The Good Life: Realizing the Fascinating

I’ve been wondering, lately, about what’s required for certain things to be found fascinating; what it is certain objects, people, ideas possess that place them into the realm of the alluring, compelling and intriguing. Certainly, these terms are used too freely without true consideration of what exactly qualifies as delightful, enchanting or riveting, still, most of us will have experienced things that, upon reflection, we would assign the category.

Fascination, I suspect, requires not knowing all the details. The fascinating must be the mysterious, harboring hidden meaning maybe ambiguous forms existing in subdued light, beyond the completely knowable.
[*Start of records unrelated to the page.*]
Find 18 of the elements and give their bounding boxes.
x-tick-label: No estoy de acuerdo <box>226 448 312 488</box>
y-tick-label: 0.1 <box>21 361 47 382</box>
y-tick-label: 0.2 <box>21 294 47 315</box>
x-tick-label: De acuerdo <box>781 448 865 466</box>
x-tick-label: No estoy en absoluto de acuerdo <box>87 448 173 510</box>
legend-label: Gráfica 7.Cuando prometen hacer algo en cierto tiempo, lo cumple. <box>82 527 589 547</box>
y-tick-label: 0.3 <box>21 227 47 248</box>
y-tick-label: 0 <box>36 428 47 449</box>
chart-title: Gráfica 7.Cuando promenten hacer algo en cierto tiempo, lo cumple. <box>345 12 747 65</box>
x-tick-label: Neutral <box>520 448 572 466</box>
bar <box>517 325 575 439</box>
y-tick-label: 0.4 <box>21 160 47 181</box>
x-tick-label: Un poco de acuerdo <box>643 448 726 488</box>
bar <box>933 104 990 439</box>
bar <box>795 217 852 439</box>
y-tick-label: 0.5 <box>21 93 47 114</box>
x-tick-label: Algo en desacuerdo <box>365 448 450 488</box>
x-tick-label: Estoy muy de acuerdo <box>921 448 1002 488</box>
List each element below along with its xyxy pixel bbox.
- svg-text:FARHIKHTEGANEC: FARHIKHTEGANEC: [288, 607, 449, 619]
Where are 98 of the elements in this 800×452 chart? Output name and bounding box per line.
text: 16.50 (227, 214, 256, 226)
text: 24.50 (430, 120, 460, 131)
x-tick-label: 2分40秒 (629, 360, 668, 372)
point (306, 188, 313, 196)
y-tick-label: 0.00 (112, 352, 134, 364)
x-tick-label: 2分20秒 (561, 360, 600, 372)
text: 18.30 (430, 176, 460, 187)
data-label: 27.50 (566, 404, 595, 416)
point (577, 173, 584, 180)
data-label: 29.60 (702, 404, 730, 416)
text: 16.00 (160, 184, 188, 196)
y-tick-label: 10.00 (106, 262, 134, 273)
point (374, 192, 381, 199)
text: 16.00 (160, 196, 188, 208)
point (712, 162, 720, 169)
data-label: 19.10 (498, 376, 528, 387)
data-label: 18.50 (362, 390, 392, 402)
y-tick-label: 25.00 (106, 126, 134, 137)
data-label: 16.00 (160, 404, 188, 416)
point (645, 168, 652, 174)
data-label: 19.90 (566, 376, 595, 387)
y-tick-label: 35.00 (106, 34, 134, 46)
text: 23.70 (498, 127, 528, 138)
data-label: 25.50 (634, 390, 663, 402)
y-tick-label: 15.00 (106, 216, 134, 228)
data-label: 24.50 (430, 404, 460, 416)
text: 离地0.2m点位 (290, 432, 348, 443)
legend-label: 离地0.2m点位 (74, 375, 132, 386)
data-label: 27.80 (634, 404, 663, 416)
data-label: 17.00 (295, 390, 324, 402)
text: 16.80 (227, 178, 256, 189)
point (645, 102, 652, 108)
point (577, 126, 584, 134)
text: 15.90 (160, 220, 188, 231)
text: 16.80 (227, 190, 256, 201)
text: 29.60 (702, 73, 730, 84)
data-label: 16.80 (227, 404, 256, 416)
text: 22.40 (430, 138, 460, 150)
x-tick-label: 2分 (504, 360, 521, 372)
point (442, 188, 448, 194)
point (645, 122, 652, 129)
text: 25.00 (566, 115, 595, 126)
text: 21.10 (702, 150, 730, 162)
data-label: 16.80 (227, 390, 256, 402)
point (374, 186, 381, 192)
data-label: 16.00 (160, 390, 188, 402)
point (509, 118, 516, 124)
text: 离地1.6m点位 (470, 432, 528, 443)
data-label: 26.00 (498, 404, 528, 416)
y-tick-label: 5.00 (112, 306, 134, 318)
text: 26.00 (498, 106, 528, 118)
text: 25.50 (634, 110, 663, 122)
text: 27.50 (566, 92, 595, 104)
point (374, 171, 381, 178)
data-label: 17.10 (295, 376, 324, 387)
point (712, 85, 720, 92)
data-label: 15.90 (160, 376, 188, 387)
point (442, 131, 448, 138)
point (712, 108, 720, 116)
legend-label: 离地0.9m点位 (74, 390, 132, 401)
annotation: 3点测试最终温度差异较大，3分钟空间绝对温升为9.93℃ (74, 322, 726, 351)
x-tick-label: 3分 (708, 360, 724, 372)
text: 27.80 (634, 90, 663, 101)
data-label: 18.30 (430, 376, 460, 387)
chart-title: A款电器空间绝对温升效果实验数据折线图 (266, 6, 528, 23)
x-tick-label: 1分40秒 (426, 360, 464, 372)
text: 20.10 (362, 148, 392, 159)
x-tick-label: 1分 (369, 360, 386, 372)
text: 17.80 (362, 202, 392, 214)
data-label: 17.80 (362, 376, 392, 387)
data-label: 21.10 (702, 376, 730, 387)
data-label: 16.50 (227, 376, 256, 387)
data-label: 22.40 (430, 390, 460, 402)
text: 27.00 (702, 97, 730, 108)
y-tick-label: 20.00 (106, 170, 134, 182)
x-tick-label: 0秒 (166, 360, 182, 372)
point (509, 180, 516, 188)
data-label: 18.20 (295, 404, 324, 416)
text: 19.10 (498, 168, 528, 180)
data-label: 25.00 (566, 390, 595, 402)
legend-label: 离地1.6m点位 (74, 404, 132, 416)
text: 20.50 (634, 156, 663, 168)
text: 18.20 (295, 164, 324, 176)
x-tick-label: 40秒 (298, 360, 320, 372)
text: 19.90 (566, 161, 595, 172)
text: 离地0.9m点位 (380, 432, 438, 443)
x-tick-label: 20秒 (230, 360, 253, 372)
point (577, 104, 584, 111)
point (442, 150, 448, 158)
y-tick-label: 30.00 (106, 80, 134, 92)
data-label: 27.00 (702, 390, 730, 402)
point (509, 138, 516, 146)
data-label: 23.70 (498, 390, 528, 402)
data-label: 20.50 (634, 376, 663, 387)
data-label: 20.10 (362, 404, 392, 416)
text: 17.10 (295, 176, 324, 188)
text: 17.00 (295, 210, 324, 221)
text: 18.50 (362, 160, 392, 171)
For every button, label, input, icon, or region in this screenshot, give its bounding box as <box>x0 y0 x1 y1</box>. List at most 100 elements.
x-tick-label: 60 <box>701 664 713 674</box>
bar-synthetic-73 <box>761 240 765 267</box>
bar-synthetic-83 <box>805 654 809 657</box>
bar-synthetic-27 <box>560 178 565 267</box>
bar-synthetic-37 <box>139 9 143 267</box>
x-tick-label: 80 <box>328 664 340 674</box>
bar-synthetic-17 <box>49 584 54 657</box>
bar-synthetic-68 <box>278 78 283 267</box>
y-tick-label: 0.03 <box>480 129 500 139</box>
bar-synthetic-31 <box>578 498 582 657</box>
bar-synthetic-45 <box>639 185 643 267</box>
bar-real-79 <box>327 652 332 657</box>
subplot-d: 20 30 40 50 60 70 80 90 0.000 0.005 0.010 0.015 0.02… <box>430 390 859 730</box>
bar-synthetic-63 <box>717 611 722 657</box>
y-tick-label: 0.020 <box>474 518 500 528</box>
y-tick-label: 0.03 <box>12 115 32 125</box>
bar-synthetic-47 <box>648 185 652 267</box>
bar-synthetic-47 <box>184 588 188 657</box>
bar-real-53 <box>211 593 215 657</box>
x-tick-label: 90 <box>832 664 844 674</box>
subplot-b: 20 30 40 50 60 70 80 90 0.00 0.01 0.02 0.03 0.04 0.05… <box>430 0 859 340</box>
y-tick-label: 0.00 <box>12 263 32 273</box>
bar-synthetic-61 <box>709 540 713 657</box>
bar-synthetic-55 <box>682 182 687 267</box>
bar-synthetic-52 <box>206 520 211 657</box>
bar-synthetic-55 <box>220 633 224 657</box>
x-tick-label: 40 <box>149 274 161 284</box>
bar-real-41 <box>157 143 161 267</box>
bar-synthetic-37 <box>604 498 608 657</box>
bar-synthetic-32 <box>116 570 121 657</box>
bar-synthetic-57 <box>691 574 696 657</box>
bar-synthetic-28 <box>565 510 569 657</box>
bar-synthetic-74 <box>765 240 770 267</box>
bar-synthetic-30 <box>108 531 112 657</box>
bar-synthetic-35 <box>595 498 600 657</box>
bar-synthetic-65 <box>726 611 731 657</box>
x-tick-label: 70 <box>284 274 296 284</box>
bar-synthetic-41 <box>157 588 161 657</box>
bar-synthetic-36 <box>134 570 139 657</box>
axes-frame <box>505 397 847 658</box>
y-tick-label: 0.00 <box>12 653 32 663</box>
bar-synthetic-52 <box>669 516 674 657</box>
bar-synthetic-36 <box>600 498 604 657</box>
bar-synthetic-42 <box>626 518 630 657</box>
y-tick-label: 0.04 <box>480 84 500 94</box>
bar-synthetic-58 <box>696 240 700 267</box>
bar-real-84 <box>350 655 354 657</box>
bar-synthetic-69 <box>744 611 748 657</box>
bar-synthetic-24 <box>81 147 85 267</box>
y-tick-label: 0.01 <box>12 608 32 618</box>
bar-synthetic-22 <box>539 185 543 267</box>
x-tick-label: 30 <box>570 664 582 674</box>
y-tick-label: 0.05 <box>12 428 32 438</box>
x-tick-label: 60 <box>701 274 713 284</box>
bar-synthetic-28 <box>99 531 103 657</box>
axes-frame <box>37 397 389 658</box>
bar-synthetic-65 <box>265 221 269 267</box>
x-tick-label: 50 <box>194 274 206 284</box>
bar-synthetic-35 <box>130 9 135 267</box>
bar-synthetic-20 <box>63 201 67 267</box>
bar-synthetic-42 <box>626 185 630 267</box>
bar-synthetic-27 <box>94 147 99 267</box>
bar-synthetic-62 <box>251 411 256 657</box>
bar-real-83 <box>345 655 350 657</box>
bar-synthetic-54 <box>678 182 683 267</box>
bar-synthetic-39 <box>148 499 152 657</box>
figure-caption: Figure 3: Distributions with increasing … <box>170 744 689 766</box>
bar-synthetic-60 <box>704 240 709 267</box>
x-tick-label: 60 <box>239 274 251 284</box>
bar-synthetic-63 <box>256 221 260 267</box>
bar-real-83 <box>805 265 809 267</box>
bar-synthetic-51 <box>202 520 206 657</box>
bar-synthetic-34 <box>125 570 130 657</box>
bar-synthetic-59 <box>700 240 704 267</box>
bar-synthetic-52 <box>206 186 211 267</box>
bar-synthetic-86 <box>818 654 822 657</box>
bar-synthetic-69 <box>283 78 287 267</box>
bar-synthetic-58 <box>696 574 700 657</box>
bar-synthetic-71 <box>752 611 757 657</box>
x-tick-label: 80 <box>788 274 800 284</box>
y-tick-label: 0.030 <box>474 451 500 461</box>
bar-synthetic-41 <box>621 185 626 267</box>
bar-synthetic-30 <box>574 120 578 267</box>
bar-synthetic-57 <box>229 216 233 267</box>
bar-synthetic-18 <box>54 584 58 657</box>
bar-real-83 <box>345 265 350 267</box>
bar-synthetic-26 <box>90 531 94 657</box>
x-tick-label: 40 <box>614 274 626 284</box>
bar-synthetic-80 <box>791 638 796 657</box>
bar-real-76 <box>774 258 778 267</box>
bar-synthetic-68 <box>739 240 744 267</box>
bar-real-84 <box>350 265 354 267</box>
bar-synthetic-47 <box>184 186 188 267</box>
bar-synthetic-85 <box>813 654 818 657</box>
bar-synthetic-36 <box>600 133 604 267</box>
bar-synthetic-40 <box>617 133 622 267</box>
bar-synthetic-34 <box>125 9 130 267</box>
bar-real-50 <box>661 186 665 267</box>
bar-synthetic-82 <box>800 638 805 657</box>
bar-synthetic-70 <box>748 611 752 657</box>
Obscured, the fascinating becomes captivating, inhabits the imagination, mesmerizes, holds one’s attention to the exclusion of all else: sensual magnetism.

It occurs to me assigning the concept is subjective, that such a designation has to do with personal experience, state of mind. And one’s perspective, unquestioned certainties about the world tend to dispel the imaginative sending the fascinating to a slow death. Plus, too much knowledge of the object in question, too much exposure will turn the fascinating into the mundane.

It’s a quality-of-life issue, it appears to me, but realizing the fascinating, experiencing pleasure in the sensuous will require relinquishing certainties. One must leave herself open to the unforeseeable, put himself at risk of surprise.

I’m good with taking a chance now and again.

Eternal Optimism

I’ve been reading, lately, about the primary concepts of Stoicism. Among them is premeditatio malorum, which means, I guess, to ponder potential ills in order to keep in mind that bad things may occur at any time to prepare one for the eventual worst-case scenarios that life may impose. The idea seems to be that by living under a slightly dark cloud, one isn’t surprised and overwhelmed when bad things occur.

The concept seems counter-intuitive to the naïve paean to eternal optimism: “things could always be worse” which most of us intone pretty much all the time, even through the pain of the oppressive pandemic. The notion reminds me of Voltaire’s satirical ‘Candide’ where the eternal optimist Pangloss maintains we live in the “best of all possible worlds” even as one terrible event after another fall upon our hero.

But, there are other important Stoic concepts to keep in mind like starting each day with a morning meditation, ending each day in reflection, practicing moderation in all things, speaking less and thinking more among them. All of which suggests Stoic practice has many benefits even if eternal optimism isn’t among them.